Personal information
- Full name: Colin James Alcide
- Date of birth: 14 April 1972 (age 53)
- Place of birth: Huddersfield, England
- Position(s): Striker

Senior career*
- Years: Team / Apps / (Gls)
- 1991–1992: Emley
- 1992–1993: Altrincham / 3 / (0)
- 1994–1995: Emley
- 1995–1999: Lincoln City / 121 / (27)
- 1999: → Hull City (loan) / 3 / (1)
- 1999: Hull City / 2 / (0)
- 1999: Lincoln City / 1 / (0)
- 1999: Hull City / 24 / (3)
- 1999–2001: York City / 53 / (7)
- 2001–2002: Cambridge United / 8 / (0)
- 2002–2003: Gainsborough Trinity
- 2002–2003: Exeter City / 1 / (0)
- 2004: TNS / 2 / (0)
- 2004: Ashton United / 11 / (2)
- Total:  / 237 / (40)

= Colin Alcide =

English footballer

Colin James Alcide (born 14 April 1972) is an English former professional footballer.

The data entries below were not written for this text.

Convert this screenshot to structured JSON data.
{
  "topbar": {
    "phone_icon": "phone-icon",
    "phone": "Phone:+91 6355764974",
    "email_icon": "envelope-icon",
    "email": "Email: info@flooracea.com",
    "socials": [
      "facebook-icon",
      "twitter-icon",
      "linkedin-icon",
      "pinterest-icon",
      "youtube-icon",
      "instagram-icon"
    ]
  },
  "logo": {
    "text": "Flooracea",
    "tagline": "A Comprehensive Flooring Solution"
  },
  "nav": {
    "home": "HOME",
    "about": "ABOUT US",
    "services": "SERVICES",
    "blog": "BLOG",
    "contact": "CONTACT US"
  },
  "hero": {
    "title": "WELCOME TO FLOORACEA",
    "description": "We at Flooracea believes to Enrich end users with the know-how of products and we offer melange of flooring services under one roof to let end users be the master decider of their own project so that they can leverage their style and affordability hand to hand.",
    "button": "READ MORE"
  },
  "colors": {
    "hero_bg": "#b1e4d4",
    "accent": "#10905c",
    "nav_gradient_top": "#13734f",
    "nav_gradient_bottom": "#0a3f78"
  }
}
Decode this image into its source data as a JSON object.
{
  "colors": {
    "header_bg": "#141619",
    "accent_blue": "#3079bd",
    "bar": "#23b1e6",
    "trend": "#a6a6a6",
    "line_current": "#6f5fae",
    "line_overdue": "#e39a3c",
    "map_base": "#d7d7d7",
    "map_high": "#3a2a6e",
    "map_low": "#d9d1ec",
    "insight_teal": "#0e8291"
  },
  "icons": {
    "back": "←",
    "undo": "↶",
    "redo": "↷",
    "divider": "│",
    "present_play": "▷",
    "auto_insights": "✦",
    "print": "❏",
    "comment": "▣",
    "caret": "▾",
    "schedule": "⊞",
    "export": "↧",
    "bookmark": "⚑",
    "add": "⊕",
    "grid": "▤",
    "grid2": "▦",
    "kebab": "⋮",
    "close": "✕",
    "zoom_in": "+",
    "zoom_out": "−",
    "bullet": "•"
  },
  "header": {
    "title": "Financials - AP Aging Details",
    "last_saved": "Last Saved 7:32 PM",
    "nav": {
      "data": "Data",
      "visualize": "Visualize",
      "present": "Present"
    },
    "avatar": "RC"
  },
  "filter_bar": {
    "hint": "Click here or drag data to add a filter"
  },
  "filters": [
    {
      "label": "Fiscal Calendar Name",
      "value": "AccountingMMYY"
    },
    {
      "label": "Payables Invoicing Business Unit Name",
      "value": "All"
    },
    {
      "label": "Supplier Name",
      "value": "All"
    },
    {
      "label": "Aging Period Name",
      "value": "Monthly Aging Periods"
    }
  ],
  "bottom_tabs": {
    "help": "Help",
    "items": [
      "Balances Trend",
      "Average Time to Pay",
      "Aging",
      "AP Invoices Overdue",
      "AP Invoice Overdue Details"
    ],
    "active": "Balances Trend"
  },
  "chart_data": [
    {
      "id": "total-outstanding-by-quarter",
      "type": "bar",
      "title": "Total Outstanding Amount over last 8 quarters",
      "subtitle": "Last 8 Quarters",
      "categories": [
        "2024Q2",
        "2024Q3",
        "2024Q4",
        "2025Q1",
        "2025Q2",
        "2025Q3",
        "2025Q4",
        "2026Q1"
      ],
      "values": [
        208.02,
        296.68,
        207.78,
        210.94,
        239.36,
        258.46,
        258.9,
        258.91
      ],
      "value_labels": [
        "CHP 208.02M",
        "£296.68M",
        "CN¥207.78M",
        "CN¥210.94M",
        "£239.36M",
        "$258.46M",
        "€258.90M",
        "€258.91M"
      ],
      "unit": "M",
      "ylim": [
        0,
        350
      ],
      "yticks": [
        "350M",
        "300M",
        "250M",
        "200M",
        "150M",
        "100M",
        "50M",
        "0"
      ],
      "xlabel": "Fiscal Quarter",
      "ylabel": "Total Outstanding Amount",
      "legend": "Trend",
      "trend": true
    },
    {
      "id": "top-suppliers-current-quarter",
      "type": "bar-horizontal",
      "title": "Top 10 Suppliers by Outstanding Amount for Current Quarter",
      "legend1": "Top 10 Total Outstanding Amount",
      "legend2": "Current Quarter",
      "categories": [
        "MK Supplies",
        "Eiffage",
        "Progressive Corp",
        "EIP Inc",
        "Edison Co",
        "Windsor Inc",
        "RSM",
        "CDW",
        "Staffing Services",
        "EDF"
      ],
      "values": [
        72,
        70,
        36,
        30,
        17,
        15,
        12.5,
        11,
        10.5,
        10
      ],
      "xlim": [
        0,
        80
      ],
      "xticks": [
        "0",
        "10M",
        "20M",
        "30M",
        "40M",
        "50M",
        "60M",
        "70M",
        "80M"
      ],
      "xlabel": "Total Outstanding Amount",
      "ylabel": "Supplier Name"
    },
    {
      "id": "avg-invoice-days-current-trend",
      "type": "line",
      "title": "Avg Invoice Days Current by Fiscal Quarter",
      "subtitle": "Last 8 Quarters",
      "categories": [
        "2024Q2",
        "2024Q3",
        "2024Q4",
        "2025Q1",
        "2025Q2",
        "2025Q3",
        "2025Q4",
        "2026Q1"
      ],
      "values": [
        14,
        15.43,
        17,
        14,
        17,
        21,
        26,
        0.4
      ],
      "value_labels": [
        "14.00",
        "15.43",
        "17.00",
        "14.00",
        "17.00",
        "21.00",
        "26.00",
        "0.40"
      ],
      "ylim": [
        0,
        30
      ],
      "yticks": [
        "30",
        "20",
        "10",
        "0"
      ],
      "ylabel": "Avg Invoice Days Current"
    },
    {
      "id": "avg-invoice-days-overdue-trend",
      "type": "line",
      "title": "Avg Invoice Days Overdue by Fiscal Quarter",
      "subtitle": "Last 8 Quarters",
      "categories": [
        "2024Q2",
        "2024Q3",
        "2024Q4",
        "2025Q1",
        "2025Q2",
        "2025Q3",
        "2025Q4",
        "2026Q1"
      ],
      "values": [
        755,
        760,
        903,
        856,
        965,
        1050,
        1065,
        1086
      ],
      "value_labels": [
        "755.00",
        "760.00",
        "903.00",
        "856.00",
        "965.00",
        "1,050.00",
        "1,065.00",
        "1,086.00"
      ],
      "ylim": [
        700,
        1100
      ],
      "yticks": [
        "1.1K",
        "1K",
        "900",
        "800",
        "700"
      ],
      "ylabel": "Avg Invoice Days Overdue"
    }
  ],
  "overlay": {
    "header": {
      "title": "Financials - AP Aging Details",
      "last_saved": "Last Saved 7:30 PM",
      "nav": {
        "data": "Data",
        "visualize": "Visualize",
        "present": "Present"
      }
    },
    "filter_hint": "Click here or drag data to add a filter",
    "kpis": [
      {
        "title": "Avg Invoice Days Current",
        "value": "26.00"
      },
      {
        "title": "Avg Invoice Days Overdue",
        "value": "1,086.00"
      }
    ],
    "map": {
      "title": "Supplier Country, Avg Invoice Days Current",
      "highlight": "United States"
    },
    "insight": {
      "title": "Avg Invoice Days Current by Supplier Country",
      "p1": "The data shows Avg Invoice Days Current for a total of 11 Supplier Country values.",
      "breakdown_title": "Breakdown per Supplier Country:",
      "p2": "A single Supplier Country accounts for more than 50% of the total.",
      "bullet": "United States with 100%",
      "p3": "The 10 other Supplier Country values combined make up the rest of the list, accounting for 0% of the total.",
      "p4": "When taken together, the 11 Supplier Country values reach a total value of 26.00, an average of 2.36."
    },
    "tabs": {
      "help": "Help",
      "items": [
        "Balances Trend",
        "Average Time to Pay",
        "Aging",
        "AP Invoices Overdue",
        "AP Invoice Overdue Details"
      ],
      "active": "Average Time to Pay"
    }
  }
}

He was a striker from 1991 until 2004 and made more than 200 appearances in the Football League playing for Lincoln City, Hull City, York City, Cambridge United and Exeter City. Alcide played non-League football for Emley, Altrincham, Gainsborough Trinity and Ashton United with a spell in Wales with TNS.

==Career==
Alcide began his career in local football before joining Emley. In the middle of 1992, following just one season with Emley, he followed his manager Gerry Quinn across the pennines to Altrincham. He then returned to Emley before signing for Lincoln City and beginning his Football League career. In 1998, he formed a strike partnership with Leo Fortune-West. Alcide moved to Hull City in 1999. In 2001, he joined Cambridge United. At Cambridge he scored once in the League Cup against West Bromwich Albion.

In the middle of 2004, Alcide reappeared in the colours of TNS for whom he appeared against Osters IF in the UEFA Cup but did not remain for the Welsh Premier League season, instead linking up with his former Emley and Altrincham manager Gerry Quinn at Ashton United in Conference North. His spell at Ashton was interrupted by illness and injury, prompting his retirement in October 2004.

==Personal life==
Alcide now lives in Huddersfield and had continued to play amateur football, notably for Bay Athletic.